There’s no better place to start than breakfast (although, contrary to popular opinion, we don’t have to break our fast at breakfast time), and there’s more to that statement than the much-touted importance of breakfast over all other meals. The content of the first meal of the day is crucial. The rollercoaster ride of insulin spikes and dips means that if we start off the day with starchy carbohydrates, we will be seeking out sweet foods for the rest of the day. (Starchy, refined carbohydrates break down very easily to simple sugars. You wouldn’t spoon pure glucose into your mouth to feed yourself, but we’re almost doing that on a daily basis with our breakfast choices.) This approach also applies to any other meal or snack. If you have trouble with balancing your blood sugar levels, then a sweet taste (or alcohol) last thing at night is likely to wake you in the middle of the night as your insulin levels plummet and your brain wants you to go out and hunt down an antelope.
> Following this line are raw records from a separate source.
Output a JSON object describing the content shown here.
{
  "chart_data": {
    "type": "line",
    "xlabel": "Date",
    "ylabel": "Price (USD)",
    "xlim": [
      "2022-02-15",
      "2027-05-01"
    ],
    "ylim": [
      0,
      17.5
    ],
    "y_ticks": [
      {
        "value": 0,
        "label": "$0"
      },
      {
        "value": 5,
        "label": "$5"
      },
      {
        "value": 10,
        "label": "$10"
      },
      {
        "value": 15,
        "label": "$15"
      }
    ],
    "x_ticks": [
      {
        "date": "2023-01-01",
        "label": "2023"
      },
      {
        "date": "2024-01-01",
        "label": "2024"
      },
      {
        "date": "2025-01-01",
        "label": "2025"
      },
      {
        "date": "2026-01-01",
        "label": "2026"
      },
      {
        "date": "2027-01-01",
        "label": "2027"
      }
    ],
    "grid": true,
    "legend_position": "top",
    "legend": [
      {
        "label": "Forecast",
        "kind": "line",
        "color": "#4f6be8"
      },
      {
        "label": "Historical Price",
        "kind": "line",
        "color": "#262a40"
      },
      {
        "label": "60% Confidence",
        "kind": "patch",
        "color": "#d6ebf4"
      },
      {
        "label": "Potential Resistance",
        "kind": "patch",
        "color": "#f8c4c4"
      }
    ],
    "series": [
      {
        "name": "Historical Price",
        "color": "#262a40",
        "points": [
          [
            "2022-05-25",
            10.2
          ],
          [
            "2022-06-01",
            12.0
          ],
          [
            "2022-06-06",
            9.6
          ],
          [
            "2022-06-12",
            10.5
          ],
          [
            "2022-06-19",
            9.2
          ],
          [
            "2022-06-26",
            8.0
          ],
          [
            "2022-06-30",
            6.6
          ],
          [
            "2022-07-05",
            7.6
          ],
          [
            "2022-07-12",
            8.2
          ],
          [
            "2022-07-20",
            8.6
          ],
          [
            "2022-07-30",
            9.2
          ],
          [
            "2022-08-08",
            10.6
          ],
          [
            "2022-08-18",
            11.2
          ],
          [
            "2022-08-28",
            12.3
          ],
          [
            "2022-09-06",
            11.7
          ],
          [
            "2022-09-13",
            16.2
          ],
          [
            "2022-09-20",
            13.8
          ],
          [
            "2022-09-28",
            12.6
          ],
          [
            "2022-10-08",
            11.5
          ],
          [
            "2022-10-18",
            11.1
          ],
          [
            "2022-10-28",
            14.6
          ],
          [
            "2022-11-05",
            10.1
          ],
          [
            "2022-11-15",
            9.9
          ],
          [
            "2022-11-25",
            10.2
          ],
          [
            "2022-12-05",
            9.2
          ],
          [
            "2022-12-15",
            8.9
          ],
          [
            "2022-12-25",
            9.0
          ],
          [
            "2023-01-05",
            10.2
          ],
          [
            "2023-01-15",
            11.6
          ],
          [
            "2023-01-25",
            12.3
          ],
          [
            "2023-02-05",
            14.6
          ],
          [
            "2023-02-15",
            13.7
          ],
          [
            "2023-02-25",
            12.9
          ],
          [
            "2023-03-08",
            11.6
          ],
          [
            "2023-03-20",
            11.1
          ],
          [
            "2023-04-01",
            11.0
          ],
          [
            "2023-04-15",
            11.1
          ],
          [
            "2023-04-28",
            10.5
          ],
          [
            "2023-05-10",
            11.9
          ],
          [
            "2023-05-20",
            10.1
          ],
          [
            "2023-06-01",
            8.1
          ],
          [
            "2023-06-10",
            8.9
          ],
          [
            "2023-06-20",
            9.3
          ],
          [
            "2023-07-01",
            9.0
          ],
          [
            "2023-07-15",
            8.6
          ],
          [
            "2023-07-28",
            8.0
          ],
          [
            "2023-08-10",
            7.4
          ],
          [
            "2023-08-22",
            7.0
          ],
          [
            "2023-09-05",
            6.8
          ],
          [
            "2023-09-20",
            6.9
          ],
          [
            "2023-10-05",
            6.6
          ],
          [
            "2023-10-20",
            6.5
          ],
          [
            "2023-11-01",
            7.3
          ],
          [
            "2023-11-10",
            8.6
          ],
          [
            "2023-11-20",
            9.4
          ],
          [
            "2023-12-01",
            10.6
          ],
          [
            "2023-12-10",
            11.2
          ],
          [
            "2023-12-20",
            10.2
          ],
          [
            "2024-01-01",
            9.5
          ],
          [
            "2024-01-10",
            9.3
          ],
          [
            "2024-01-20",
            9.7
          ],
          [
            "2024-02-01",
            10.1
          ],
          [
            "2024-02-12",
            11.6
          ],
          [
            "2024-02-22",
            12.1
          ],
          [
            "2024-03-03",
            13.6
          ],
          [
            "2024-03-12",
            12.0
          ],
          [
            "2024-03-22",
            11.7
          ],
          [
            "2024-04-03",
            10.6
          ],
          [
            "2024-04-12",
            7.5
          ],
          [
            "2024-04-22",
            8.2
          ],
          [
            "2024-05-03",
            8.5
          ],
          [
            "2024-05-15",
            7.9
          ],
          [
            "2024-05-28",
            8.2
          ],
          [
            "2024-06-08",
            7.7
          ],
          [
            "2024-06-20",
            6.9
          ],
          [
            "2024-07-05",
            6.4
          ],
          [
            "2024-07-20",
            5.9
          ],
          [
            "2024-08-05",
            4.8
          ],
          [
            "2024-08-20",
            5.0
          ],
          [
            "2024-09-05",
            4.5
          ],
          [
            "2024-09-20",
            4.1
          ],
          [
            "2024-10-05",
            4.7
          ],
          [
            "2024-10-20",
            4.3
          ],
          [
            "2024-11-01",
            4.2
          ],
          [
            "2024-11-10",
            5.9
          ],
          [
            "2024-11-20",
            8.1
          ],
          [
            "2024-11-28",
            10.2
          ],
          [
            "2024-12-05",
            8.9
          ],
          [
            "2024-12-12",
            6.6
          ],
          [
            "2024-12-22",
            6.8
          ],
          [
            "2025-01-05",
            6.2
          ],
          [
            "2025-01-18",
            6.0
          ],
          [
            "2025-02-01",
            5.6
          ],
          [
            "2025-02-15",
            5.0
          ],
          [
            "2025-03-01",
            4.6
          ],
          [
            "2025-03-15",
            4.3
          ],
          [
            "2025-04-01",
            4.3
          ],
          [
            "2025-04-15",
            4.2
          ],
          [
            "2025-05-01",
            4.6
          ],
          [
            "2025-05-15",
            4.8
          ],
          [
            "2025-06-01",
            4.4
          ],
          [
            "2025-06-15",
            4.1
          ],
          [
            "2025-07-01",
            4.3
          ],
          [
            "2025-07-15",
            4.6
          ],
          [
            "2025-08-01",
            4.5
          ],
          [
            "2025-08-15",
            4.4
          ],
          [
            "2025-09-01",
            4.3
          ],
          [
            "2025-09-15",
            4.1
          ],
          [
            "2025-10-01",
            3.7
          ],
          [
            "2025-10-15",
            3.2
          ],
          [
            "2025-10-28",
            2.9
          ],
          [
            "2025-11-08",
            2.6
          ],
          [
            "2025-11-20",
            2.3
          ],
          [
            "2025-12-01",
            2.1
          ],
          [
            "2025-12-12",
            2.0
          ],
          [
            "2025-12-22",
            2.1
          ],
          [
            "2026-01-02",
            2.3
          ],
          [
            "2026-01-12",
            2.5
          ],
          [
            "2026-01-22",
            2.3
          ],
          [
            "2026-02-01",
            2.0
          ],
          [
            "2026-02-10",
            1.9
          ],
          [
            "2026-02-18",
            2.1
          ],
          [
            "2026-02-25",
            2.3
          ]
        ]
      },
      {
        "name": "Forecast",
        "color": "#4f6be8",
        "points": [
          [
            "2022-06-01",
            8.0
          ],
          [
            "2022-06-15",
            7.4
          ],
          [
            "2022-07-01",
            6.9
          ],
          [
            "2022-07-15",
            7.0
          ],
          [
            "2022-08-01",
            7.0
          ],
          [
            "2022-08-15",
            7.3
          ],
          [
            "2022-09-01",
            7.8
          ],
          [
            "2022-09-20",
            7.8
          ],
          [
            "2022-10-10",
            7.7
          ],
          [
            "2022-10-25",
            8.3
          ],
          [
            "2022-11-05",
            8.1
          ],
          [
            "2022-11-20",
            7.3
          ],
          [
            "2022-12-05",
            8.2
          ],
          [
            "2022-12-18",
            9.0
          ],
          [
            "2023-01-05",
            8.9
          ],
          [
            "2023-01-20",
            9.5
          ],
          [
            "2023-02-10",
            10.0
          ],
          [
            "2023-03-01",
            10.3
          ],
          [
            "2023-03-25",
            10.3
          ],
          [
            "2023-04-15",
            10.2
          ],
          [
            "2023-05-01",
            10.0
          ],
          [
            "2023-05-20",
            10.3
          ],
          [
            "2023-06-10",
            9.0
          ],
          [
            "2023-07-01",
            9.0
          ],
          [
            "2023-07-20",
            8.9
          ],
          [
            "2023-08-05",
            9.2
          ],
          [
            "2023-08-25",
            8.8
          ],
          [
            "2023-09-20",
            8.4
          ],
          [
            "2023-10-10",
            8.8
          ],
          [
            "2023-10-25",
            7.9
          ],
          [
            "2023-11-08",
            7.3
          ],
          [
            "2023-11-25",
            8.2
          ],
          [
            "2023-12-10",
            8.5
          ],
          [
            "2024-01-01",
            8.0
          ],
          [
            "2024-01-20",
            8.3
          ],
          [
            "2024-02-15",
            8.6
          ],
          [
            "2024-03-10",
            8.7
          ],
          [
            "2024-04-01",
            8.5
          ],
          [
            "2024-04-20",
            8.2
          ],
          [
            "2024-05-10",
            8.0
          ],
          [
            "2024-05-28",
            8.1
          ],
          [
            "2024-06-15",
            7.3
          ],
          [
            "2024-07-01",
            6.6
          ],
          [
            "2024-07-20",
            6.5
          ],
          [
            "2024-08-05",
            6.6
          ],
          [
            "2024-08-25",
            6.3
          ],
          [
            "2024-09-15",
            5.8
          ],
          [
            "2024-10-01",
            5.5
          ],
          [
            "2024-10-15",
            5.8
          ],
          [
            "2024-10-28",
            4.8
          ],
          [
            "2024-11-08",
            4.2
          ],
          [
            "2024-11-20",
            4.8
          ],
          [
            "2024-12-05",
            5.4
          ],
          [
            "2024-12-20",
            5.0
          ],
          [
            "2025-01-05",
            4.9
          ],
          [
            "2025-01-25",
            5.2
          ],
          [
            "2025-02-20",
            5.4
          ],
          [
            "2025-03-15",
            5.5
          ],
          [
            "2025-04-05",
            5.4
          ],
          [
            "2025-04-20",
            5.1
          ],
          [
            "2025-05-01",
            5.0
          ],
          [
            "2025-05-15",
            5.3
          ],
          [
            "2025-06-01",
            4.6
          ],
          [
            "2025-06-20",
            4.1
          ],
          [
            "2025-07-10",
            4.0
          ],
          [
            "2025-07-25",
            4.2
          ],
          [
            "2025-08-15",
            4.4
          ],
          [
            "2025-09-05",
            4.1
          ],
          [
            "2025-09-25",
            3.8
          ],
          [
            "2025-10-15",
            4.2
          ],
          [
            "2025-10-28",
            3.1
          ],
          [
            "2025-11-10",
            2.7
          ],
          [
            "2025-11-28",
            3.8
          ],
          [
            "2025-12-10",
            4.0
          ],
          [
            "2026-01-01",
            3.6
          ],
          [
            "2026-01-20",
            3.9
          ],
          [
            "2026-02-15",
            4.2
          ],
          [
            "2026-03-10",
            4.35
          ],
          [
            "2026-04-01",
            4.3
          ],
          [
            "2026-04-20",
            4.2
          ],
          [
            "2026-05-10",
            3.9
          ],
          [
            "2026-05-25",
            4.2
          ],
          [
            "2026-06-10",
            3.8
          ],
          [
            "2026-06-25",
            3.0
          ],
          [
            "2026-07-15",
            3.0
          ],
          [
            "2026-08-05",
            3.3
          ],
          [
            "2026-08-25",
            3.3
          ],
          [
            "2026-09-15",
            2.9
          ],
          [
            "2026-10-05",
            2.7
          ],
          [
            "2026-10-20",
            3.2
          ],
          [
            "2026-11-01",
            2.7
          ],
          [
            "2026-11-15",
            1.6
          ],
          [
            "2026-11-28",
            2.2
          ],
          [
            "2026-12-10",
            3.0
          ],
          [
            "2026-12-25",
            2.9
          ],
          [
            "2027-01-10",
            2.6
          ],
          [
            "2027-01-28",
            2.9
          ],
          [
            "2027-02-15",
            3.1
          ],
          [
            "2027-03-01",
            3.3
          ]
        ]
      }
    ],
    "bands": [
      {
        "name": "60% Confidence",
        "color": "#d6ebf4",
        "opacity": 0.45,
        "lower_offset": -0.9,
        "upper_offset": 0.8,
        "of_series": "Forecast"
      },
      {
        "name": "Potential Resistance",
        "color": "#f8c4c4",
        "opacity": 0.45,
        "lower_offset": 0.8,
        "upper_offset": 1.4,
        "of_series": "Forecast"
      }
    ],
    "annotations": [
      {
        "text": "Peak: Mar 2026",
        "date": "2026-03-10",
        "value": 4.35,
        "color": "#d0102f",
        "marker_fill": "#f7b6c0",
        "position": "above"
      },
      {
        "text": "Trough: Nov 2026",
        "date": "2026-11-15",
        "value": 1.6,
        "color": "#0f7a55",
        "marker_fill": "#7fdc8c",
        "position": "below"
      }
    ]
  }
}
Instead of cereal, toast and orange juice for breakfast, go for eggs, fish, avocado… even steak and tomatoes. And for the rest of the day, continue in the same way, avoiding not just sugar, but white (or beige) carbohydrates: pastry, rice, potatoes, pasta. Minimise fruit and focus on non-starchy vegetables, and don’t drink your fruit. It’s a challenge, for sure, and one that involves a whole new way of thinking — a paradigm shift. But the results speak for themselves — reversal of type 2 diabetes being one outcome that is being seen over and over in people who have taken their health into their own hands. And the changes in health are not only well worth the effort, but can add years to your life, massively reduce the risk of chronic disease, and… I would stick my neck out and say, may well be essential for the survival and evolution of the human race.